While he may have been able to move on easily, not everyone can work in an environment where they are despised, regardless of how much they might be told to simply knuckle down.

“There are personality types who simply couldn't do that without suffering some ill consequences physically and emotionally," says Linda Schnabel, principal of Career Works, a human resources consulting company in Toronto. “It would almost be impossible for them to work in that kind of environment."

And encountering dislike at work is more common than some might think, says Franke James, founder of Office-Politics.com, an advice site for people with work woes.

“We hear from all sorts of people that have run into issues with being disliked," she says. “People can kind of shrug their shoulders and say, ‘Well, what difference does it make if I'm not liked?' But the fact is it's always accompanied by nasty and often demeaning behaviour."

Still, defusing hatred at work is no easy task. Go too far out of your way to win people over and chances are you will be further vilified. Do too little and that can be just as dangerous. The worst possible course of action, experts say, is to ignore the problem in the hope it will eventually go away.

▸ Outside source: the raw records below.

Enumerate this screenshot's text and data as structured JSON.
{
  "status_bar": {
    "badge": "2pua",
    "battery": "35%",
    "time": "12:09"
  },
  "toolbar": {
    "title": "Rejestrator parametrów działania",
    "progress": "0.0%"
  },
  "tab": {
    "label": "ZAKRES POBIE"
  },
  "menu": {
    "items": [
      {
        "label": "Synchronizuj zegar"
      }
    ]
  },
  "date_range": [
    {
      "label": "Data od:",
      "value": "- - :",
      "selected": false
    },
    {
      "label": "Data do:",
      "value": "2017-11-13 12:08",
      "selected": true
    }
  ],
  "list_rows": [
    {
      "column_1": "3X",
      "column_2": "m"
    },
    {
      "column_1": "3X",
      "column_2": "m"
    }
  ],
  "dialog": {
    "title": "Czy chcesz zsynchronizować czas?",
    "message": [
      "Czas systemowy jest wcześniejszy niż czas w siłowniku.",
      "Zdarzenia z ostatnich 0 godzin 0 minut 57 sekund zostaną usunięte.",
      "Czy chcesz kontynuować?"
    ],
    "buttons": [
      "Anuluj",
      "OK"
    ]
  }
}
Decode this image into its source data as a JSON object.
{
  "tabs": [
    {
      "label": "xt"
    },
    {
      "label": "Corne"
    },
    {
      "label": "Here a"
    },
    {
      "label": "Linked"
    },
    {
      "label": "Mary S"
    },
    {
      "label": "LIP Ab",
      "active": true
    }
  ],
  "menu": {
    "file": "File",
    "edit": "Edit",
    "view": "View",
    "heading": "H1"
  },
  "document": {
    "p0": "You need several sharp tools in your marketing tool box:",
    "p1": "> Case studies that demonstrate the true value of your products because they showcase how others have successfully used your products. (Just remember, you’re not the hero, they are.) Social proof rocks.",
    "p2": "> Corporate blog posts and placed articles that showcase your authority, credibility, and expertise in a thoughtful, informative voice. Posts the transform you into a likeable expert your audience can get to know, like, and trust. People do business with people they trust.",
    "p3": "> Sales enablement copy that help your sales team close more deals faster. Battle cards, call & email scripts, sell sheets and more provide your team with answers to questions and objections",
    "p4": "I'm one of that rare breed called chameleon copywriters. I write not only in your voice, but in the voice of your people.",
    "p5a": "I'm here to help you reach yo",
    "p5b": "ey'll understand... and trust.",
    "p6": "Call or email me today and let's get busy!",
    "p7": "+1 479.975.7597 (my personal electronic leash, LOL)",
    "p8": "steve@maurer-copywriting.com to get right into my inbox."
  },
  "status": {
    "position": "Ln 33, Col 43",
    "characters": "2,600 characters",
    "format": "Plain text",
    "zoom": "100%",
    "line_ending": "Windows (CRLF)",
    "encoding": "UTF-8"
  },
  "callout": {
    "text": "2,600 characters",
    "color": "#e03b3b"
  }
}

“If you're ignoring everybody, what you're doing is allowing them to imagine the worst," says Randall Craig, author of the career-planning book Personal Balance Sheet . “You don't want to reinforce what's going on in other people's minds if those things are negative."

Amid all the worrying about whether you are doing too little or too much, one can lose sight of an important fact. “You have to remember that you're hired to do a job, so you've got to do it to the best of your ability. Sometimes when you try and fit in, in a situation of disdain, you spend your time worrying about that rather than just getting the job done," Mr. Craig says.